In "Swords of Mars, two-mouthed chameleon-cat-men, and kings' stories engraved on stones," I write parenthetically "Half man, half chameleon, and half cat -- I'm cereal," linking to the classic South Park episode in which Al Gore, in a parody of his global warming shtick, tries to raise awareness of the deadly threat that is ManBearPig -- "half man, half bear, and half pig" -- and keeps repeating "I'm cereal" instead of "I'm serious."

In my "Fighting in ash-mud" dream, literal cereal came up. I needed a blanket to put out the tree's white fire, and I thought I could get one by finding a suitable word on the side of a box of Kellogg's Corn Flakes. Then, hours after the dream, a conspiracy channel I subscribe to on YouTube, which had never ventured into the field of breakfast cereals before, posted a video about what's written on the side of a box of Kellogg's Frosted Flakes. Flat yellow Corn Flakes are synchronistically adjacent to leaves or plates of gold. Frosted Flakes differ from Corn Flakes in that they are frosted with white sugar, so we have the gold/white duality again. The mascots of these two cereals -- a bird and a large feline -- suggest some of the animals that have come up in connection with the chameleon. The other cereal that has come up on this blog recently (see "Pleased to meet you, hope you guess my name") is Hidden Treasures. This is also a golden plates-adjacent name, and in my quote from Hofmann's salamander letter, the plates are referred to as "the treasure."

4 comments:

William Wright (WW) said...

In my last post on Treasure Planet, I ended by including the music video for one of the songs from that movie. In the video, the boy wakes up and then eats a bowl of corn flakes.

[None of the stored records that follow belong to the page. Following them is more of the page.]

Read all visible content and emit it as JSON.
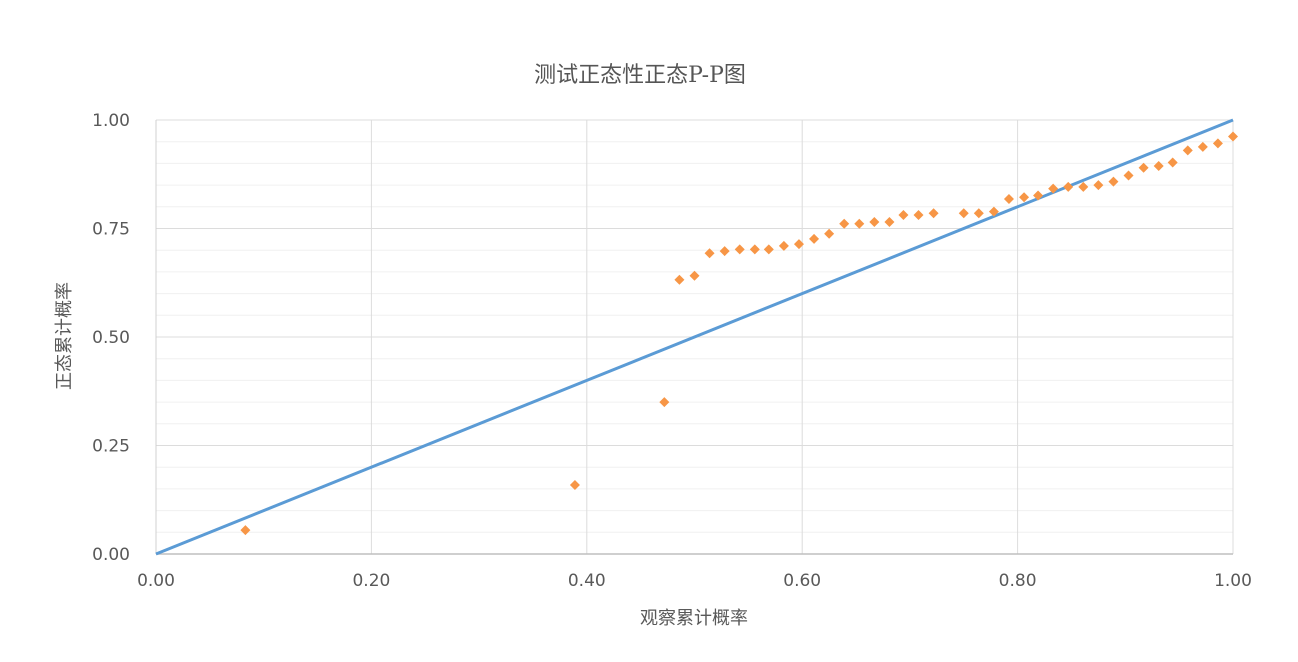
{
  "chart_data": {
    "type": "scatter",
    "title": "测试正态性正态P-P图",
    "xlabel": "观察累计概率",
    "ylabel": "正态累计概率",
    "xlim": [
      0,
      1
    ],
    "ylim": [
      0,
      1
    ],
    "x_ticks": [
      "0.00",
      "0.20",
      "0.40",
      "0.60",
      "0.80",
      "1.00"
    ],
    "y_ticks": [
      "0.00",
      "0.25",
      "0.50",
      "0.75",
      "1.00"
    ],
    "grid": true,
    "legend": "none",
    "colors": {
      "reference_line": "#5b9bd5",
      "points": "#f79646"
    },
    "reference_line": [
      [
        0,
        0
      ],
      [
        1,
        1
      ]
    ],
    "points": [
      [
        0.083,
        0.055
      ],
      [
        0.389,
        0.159
      ],
      [
        0.472,
        0.35
      ],
      [
        0.486,
        0.632
      ],
      [
        0.5,
        0.641
      ],
      [
        0.514,
        0.693
      ],
      [
        0.528,
        0.698
      ],
      [
        0.542,
        0.702
      ],
      [
        0.556,
        0.702
      ],
      [
        0.569,
        0.702
      ],
      [
        0.583,
        0.71
      ],
      [
        0.597,
        0.714
      ],
      [
        0.611,
        0.726
      ],
      [
        0.625,
        0.738
      ],
      [
        0.639,
        0.761
      ],
      [
        0.653,
        0.761
      ],
      [
        0.667,
        0.765
      ],
      [
        0.681,
        0.765
      ],
      [
        0.694,
        0.781
      ],
      [
        0.708,
        0.781
      ],
      [
        0.722,
        0.785
      ],
      [
        0.75,
        0.785
      ],
      [
        0.764,
        0.785
      ],
      [
        0.778,
        0.789
      ],
      [
        0.792,
        0.818
      ],
      [
        0.806,
        0.822
      ],
      [
        0.819,
        0.826
      ],
      [
        0.833,
        0.842
      ],
      [
        0.847,
        0.846
      ],
      [
        0.861,
        0.846
      ],
      [
        0.875,
        0.85
      ],
      [
        0.889,
        0.858
      ],
      [
        0.903,
        0.872
      ],
      [
        0.917,
        0.89
      ],
      [
        0.931,
        0.894
      ],
      [
        0.944,
        0.902
      ],
      [
        0.958,
        0.93
      ],
      [
        0.972,
        0.938
      ],
      [
        0.986,
        0.946
      ],
      [
        1.0,
        0.962
      ]
    ]
  }
}
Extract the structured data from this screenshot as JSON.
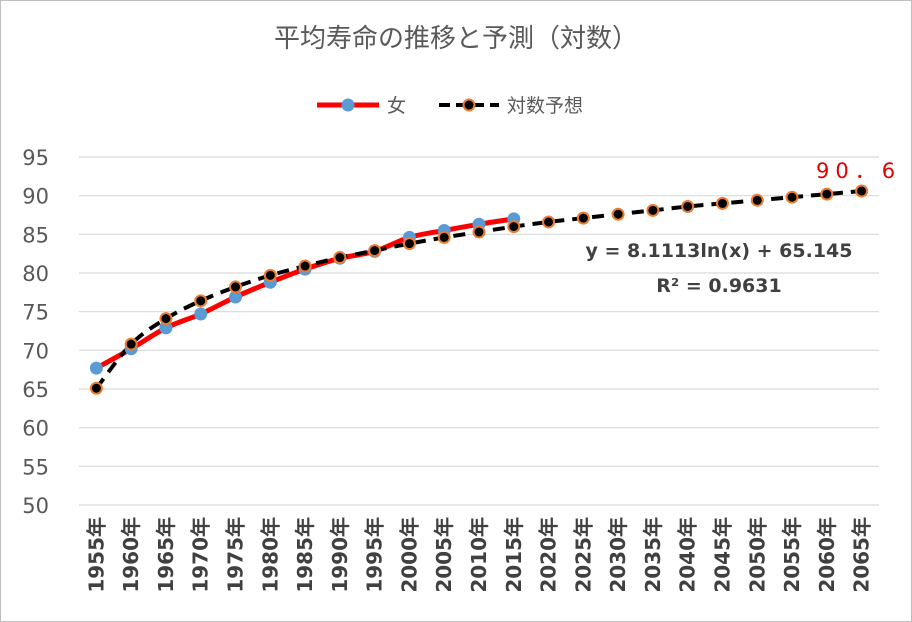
{
  "chart_data": {
    "type": "line",
    "title": "平均寿命の推移と予測（対数）",
    "categories": [
      "1955年",
      "1960年",
      "1965年",
      "1970年",
      "1975年",
      "1980年",
      "1985年",
      "1990年",
      "1995年",
      "2000年",
      "2005年",
      "2010年",
      "2015年",
      "2020年",
      "2025年",
      "2030年",
      "2035年",
      "2040年",
      "2045年",
      "2050年",
      "2055年",
      "2060年",
      "2065年"
    ],
    "series": [
      {
        "name": "女",
        "color": "#ff0000",
        "marker_color": "#5b9bd5",
        "values": [
          67.7,
          70.2,
          72.9,
          74.7,
          76.9,
          78.8,
          80.5,
          81.9,
          82.8,
          84.6,
          85.5,
          86.3,
          87.0,
          null,
          null,
          null,
          null,
          null,
          null,
          null,
          null,
          null,
          null
        ]
      },
      {
        "name": "対数予想",
        "color": "#000000",
        "marker_color": "#ed7d31",
        "values": [
          65.1,
          70.8,
          74.1,
          76.4,
          78.2,
          79.7,
          80.9,
          82.0,
          82.9,
          83.8,
          84.6,
          85.3,
          86.0,
          86.6,
          87.1,
          87.6,
          88.1,
          88.6,
          89.0,
          89.4,
          89.8,
          90.2,
          90.6
        ]
      }
    ],
    "ylim": [
      50,
      95
    ],
    "yticks": [
      50,
      55,
      60,
      65,
      70,
      75,
      80,
      85,
      90,
      95
    ],
    "grid": true,
    "legend": "top-center",
    "trendline_equation": "y = 8.1113ln(x) + 65.145",
    "r_squared": "R² = 0.9631",
    "last_label": "90．6"
  }
}
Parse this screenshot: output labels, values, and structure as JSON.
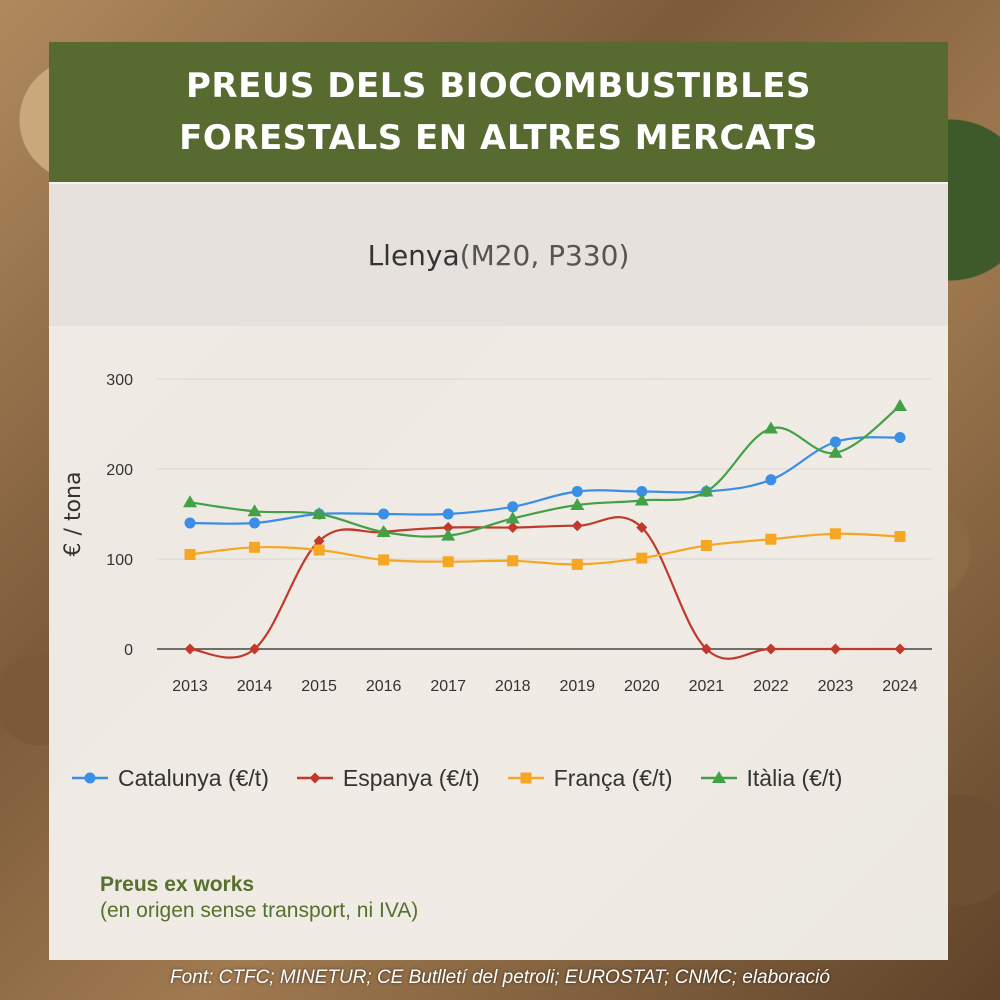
{
  "header": {
    "line1": "PREUS DELS BIOCOMBUSTIBLES",
    "line2": "FORESTALS EN ALTRES MERCATS"
  },
  "subtitle": {
    "main": "Llenya",
    "detail": " (M20, P330)"
  },
  "note": {
    "title": "Preus ex works",
    "text": "(en origen sense transport, ni IVA)"
  },
  "footer": "Font: CTFC; MINETUR; CE Butlletí del petroli; EUROSTAT; CNMC; elaboració",
  "colors": {
    "header_bg": "#576b31",
    "catalunya": "#3a8ee6",
    "espanya": "#c0392b",
    "franca": "#f5a623",
    "italia": "#43a047",
    "note": "#57702e"
  },
  "chart_data": {
    "type": "line",
    "title": "Llenya (M20, P330)",
    "ylabel": "€ / tona",
    "xlabel": "",
    "ylim": [
      0,
      300
    ],
    "yticks": [
      0,
      100,
      200,
      300
    ],
    "grid": true,
    "legend_position": "bottom",
    "categories": [
      "2013",
      "2014",
      "2015",
      "2016",
      "2017",
      "2018",
      "2019",
      "2020",
      "2021",
      "2022",
      "2023",
      "2024"
    ],
    "series": [
      {
        "name": "Catalunya (€/t)",
        "marker": "circle",
        "color": "#3a8ee6",
        "values": [
          140,
          140,
          150,
          150,
          150,
          158,
          175,
          175,
          175,
          188,
          230,
          235
        ]
      },
      {
        "name": "Espanya (€/t)",
        "marker": "diamond",
        "color": "#c0392b",
        "values": [
          0,
          0,
          120,
          130,
          135,
          135,
          137,
          135,
          0,
          0,
          0,
          0
        ]
      },
      {
        "name": "França (€/t)",
        "marker": "square",
        "color": "#f5a623",
        "values": [
          105,
          113,
          110,
          99,
          97,
          98,
          94,
          101,
          115,
          122,
          128,
          125
        ]
      },
      {
        "name": "Itàlia (€/t)",
        "marker": "triangle",
        "color": "#43a047",
        "values": [
          163,
          153,
          150,
          130,
          126,
          145,
          160,
          165,
          175,
          245,
          218,
          270
        ]
      }
    ]
  }
}
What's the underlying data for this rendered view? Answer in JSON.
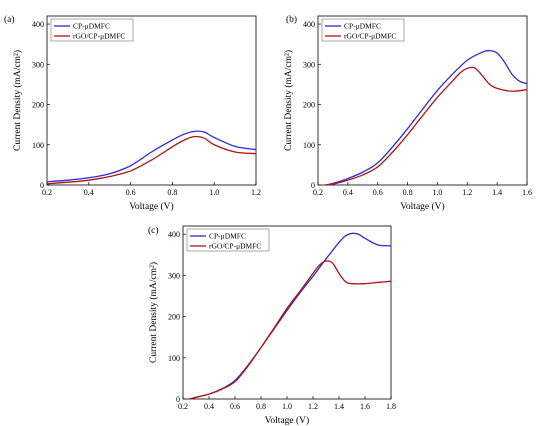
{
  "colors": {
    "blue": "#2b2bd9",
    "red": "#b11212"
  },
  "chart_data": [
    {
      "type": "line",
      "panel_label": "(a)",
      "xlabel": "Voltage (V)",
      "ylabel": "Current Density (mA/cm²)",
      "xlim": [
        0.2,
        1.2
      ],
      "ylim": [
        0,
        420
      ],
      "xticks": [
        "0.2",
        "0.4",
        "0.6",
        "0.8",
        "1.0",
        "1.2"
      ],
      "yticks": [
        "0",
        "100",
        "200",
        "300",
        "400"
      ],
      "legend_position": "top-left",
      "series": [
        {
          "name": "CP-μDMFC",
          "color": "blue",
          "x": [
            0.2,
            0.3,
            0.4,
            0.5,
            0.6,
            0.7,
            0.8,
            0.85,
            0.9,
            0.95,
            1.0,
            1.1,
            1.2
          ],
          "y": [
            8,
            12,
            18,
            28,
            48,
            82,
            112,
            125,
            133,
            132,
            118,
            96,
            88
          ]
        },
        {
          "name": "rGO/CP-μDMFC",
          "color": "red",
          "x": [
            0.2,
            0.3,
            0.4,
            0.5,
            0.6,
            0.7,
            0.8,
            0.85,
            0.9,
            0.95,
            1.0,
            1.1,
            1.2
          ],
          "y": [
            3,
            7,
            12,
            21,
            35,
            62,
            95,
            110,
            120,
            117,
            100,
            82,
            78
          ]
        }
      ]
    },
    {
      "type": "line",
      "panel_label": "(b)",
      "xlabel": "Voltage (V)",
      "ylabel": "Current Density (mA/cm²)",
      "xlim": [
        0.2,
        1.6
      ],
      "ylim": [
        0,
        420
      ],
      "xticks": [
        "0.2",
        "0.4",
        "0.6",
        "0.8",
        "1.0",
        "1.2",
        "1.4",
        "1.6"
      ],
      "yticks": [
        "0",
        "100",
        "200",
        "300",
        "400"
      ],
      "legend_position": "top-left",
      "series": [
        {
          "name": "CP-μDMFC",
          "color": "blue",
          "x": [
            0.25,
            0.3,
            0.4,
            0.5,
            0.6,
            0.7,
            0.8,
            0.9,
            1.0,
            1.1,
            1.2,
            1.3,
            1.35,
            1.4,
            1.45,
            1.5,
            1.55,
            1.6
          ],
          "y": [
            0,
            4,
            16,
            32,
            55,
            95,
            140,
            188,
            235,
            275,
            310,
            330,
            334,
            328,
            305,
            275,
            258,
            252
          ]
        },
        {
          "name": "rGO/CP-μDMFC",
          "color": "red",
          "x": [
            0.25,
            0.3,
            0.4,
            0.5,
            0.6,
            0.7,
            0.8,
            0.9,
            1.0,
            1.1,
            1.15,
            1.2,
            1.25,
            1.3,
            1.35,
            1.4,
            1.5,
            1.6
          ],
          "y": [
            0,
            2,
            12,
            25,
            45,
            82,
            125,
            172,
            218,
            258,
            278,
            290,
            291,
            272,
            250,
            240,
            233,
            237
          ]
        }
      ]
    },
    {
      "type": "line",
      "panel_label": "(c)",
      "xlabel": "Voltage (V)",
      "ylabel": "Current Density (mA/cm²)",
      "xlim": [
        0.2,
        1.8
      ],
      "ylim": [
        0,
        420
      ],
      "xticks": [
        "0.2",
        "0.4",
        "0.6",
        "0.8",
        "1.0",
        "1.2",
        "1.4",
        "1.6",
        "1.8"
      ],
      "yticks": [
        "0",
        "100",
        "200",
        "300",
        "400"
      ],
      "legend_position": "top-left",
      "series": [
        {
          "name": "CP-μDMFC",
          "color": "blue",
          "x": [
            0.25,
            0.3,
            0.4,
            0.5,
            0.6,
            0.7,
            0.8,
            0.9,
            1.0,
            1.1,
            1.2,
            1.3,
            1.4,
            1.45,
            1.5,
            1.55,
            1.6,
            1.7,
            1.8
          ],
          "y": [
            0,
            4,
            12,
            25,
            45,
            82,
            125,
            170,
            215,
            258,
            298,
            340,
            380,
            396,
            402,
            400,
            390,
            374,
            372
          ]
        },
        {
          "name": "rGO/CP-μDMFC",
          "color": "red",
          "x": [
            0.25,
            0.3,
            0.4,
            0.5,
            0.6,
            0.7,
            0.8,
            0.9,
            1.0,
            1.1,
            1.2,
            1.25,
            1.3,
            1.35,
            1.4,
            1.45,
            1.5,
            1.6,
            1.7,
            1.8
          ],
          "y": [
            0,
            4,
            12,
            24,
            42,
            80,
            125,
            172,
            220,
            262,
            305,
            325,
            335,
            330,
            305,
            285,
            280,
            280,
            283,
            286
          ]
        }
      ]
    }
  ]
}
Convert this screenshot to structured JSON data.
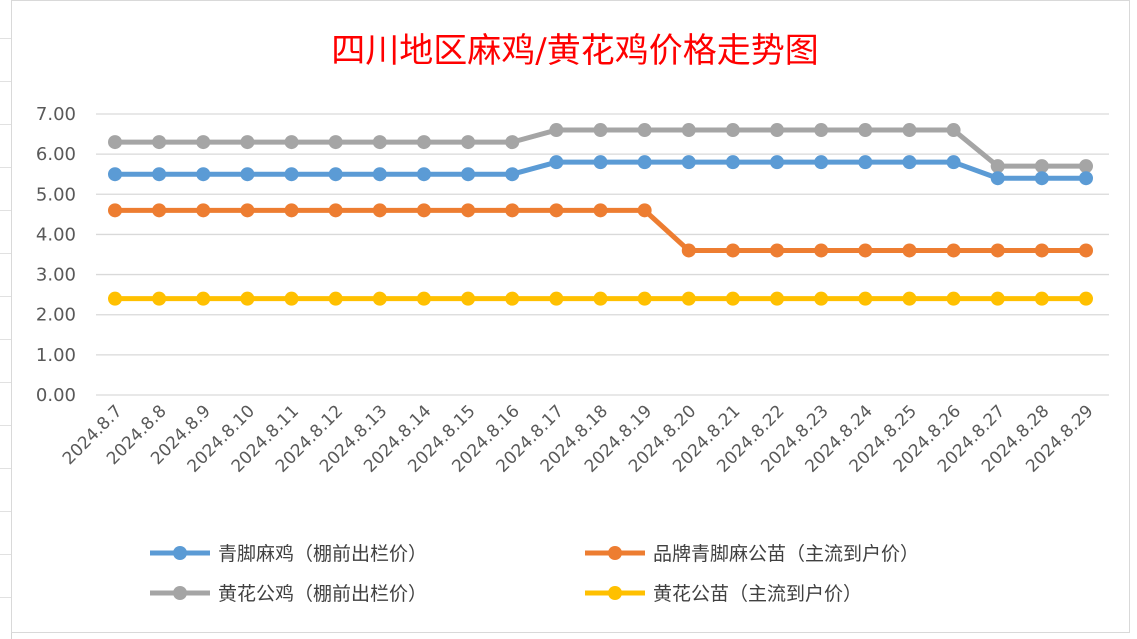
{
  "chart_data": {
    "type": "line",
    "title": "四川地区麻鸡/黄花鸡价格走势图",
    "xlabel": "",
    "ylabel": "",
    "ylim": [
      0,
      7
    ],
    "yticks": [
      "0.00",
      "1.00",
      "2.00",
      "3.00",
      "4.00",
      "5.00",
      "6.00",
      "7.00"
    ],
    "grid": true,
    "legend_position": "bottom",
    "categories": [
      "2024.8.7",
      "2024.8.8",
      "2024.8.9",
      "2024.8.10",
      "2024.8.11",
      "2024.8.12",
      "2024.8.13",
      "2024.8.14",
      "2024.8.15",
      "2024.8.16",
      "2024.8.17",
      "2024.8.18",
      "2024.8.19",
      "2024.8.20",
      "2024.8.21",
      "2024.8.22",
      "2024.8.23",
      "2024.8.24",
      "2024.8.25",
      "2024.8.26",
      "2024.8.27",
      "2024.8.28",
      "2024.8.29"
    ],
    "series": [
      {
        "name": "青脚麻鸡（棚前出栏价）",
        "color": "#5b9bd5",
        "values": [
          5.5,
          5.5,
          5.5,
          5.5,
          5.5,
          5.5,
          5.5,
          5.5,
          5.5,
          5.5,
          5.8,
          5.8,
          5.8,
          5.8,
          5.8,
          5.8,
          5.8,
          5.8,
          5.8,
          5.8,
          5.4,
          5.4,
          5.4
        ]
      },
      {
        "name": "品牌青脚麻公苗（主流到户价）",
        "color": "#ed7d31",
        "values": [
          4.6,
          4.6,
          4.6,
          4.6,
          4.6,
          4.6,
          4.6,
          4.6,
          4.6,
          4.6,
          4.6,
          4.6,
          4.6,
          3.6,
          3.6,
          3.6,
          3.6,
          3.6,
          3.6,
          3.6,
          3.6,
          3.6,
          3.6
        ]
      },
      {
        "name": "黄花公鸡（棚前出栏价）",
        "color": "#a5a5a5",
        "values": [
          6.3,
          6.3,
          6.3,
          6.3,
          6.3,
          6.3,
          6.3,
          6.3,
          6.3,
          6.3,
          6.6,
          6.6,
          6.6,
          6.6,
          6.6,
          6.6,
          6.6,
          6.6,
          6.6,
          6.6,
          5.7,
          5.7,
          5.7
        ]
      },
      {
        "name": "黄花公苗（主流到户价）",
        "color": "#ffc000",
        "values": [
          2.4,
          2.4,
          2.4,
          2.4,
          2.4,
          2.4,
          2.4,
          2.4,
          2.4,
          2.4,
          2.4,
          2.4,
          2.4,
          2.4,
          2.4,
          2.4,
          2.4,
          2.4,
          2.4,
          2.4,
          2.4,
          2.4,
          2.4
        ]
      }
    ]
  }
}
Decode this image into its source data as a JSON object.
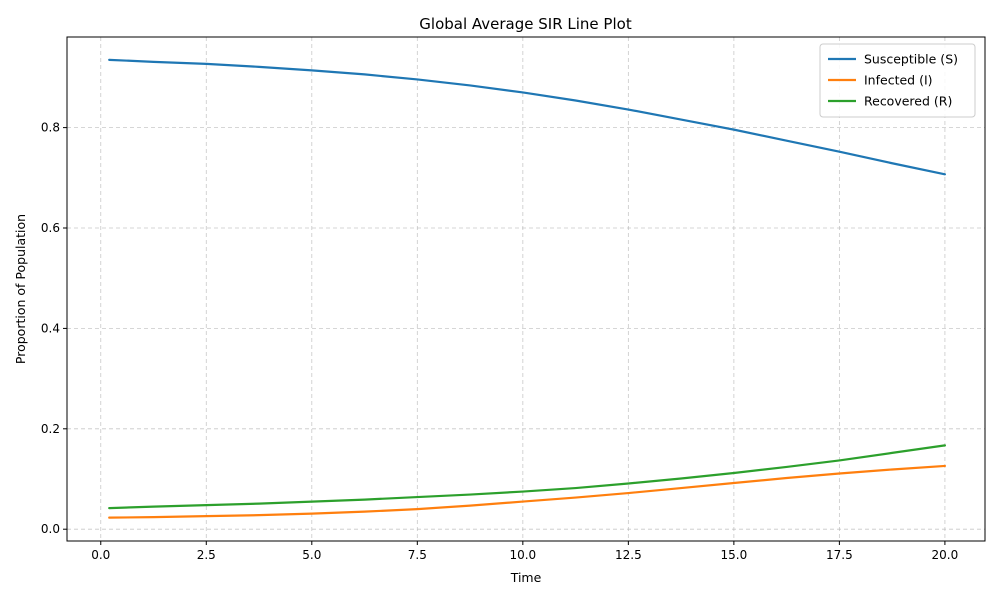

The story of the movie (just as the book Treasure Island, which it was derived from) involves finding hidden treasure.

Craig Davis said...

In the days when the Al Gore episode was more commonly known, I used to joke about Kelloggs' new product Super Manbearpig Cereal.

Craig Davis said...

Actually, I think my exact phrasing was "It's totally super Manbearpig Cereal!"

Wm Jas Tychonievich said...

Super Cereal, with real fruit flavors! Half mango, half berry, and half peach! It’s tasty, it’s nutritious, and it very definitely exists.